One order the governor issued now allows all in-network providers to use telehealth in Massachusetts. This cleared up any question about who could use the technology, and by default now the backbone of our medical system — nurses, nurse practitioners (NP), or physician assistants (PA), along with physicians — can utilize telehealth.
Unfortunately, the directive made a poor policy decision to require payment levels to be at the same rate as in-person visits. This eliminates potential savings, bakes in unjustified price variation in the market, and does not acknowledge that telehealth is often delivered at lower cost.
Another missed opportunity is related to Massachusetts law, which prohibits providers like physician assistants (PAs) to practice independently. PAs are trained to provide a number of treatments and services to patients but are required by law to be “supervised” by a physician, and insurers must pay for each visit to a PA at the (higher) doctor’s rate, even if the doctor never entered the room. This unreasonable requirement should be changed, but is unaddressed by any of these orders.

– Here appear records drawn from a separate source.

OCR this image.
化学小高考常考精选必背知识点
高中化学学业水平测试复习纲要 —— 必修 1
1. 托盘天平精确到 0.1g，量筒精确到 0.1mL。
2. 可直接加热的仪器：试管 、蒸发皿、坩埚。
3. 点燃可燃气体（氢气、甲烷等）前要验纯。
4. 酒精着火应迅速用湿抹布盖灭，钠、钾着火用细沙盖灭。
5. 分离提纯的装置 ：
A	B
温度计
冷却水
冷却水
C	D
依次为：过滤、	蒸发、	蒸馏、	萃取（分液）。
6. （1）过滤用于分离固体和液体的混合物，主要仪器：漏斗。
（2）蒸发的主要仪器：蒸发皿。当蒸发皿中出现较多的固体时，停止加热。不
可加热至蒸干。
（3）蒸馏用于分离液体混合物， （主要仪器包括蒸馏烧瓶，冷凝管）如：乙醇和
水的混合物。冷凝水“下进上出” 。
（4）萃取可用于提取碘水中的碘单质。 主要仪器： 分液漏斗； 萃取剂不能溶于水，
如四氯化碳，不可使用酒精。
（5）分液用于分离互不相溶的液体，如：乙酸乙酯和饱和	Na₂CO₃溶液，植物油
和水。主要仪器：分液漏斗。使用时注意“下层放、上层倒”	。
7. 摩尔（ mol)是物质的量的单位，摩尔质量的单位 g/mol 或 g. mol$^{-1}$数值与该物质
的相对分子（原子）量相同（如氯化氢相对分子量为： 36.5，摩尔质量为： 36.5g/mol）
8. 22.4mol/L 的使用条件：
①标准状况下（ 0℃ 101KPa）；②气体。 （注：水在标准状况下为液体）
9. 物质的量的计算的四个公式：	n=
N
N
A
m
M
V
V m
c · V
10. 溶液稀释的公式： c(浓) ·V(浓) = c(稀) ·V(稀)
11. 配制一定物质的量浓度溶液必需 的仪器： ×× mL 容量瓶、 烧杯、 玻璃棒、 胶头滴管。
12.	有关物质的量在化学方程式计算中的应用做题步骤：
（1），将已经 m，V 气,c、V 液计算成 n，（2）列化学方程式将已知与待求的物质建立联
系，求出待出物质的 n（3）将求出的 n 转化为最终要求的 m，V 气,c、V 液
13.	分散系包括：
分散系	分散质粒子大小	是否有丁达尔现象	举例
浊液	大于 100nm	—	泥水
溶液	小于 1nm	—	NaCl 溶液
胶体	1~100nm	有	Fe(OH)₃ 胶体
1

Imagine that a family member gets sick and the nation’s leading expert on treating coronavirus works at the Cleveland Clinic in Ohio. You could not see the specialist unless they went through the time and expense of obtaining a full medical license in Massachusetts. (They could also jump through myriad hoops to obtain a temporary license.) If you are wealthy, you could travel there and pay cash. Low-income residents have no such option. This is discrimination by geography and economic status.
These telehealth and licensing restrictions will be an immediate problem if an outbreak occurs and health care providers get sick in one area or state. More providers will then be needed. The governor’s fix for this problem is to allow new flexibility for providers to move and practice here, and for retired providers to renew their licenses. That said, remote providers are a valuable tool in the fight: they have expertise, can’t get sick from patient contact, and can engage more quickly than relocating.
A disease does not stop at the state border, so our laws need to be modernized to allow providers in good standing to deliver care from their state of primary practice, when medically necessary.
In 2018, the Veterans Administration took an important step to allow veterans to access a provider from anywhere in the country through telehealth.
The governor should follow suit with an emergency order to do the same, without requiring the higher reimbursement rate, and the Legislature should pass a reform law to allow this to be the new normal. This crisis presents a very good opportunity for policymakers to question long-standing barriers to patient-centered care.Quick action is needed to allow for more flexible telehealth options for care. It should not be a mandate on insurers, but rather clear the runway for providers and insurers to work together to offer more innovative and accessible ways for patients to receive the care they need if the coronavirus spreads.
Josh Archambault is a senior fellow at the Pioneer Institute.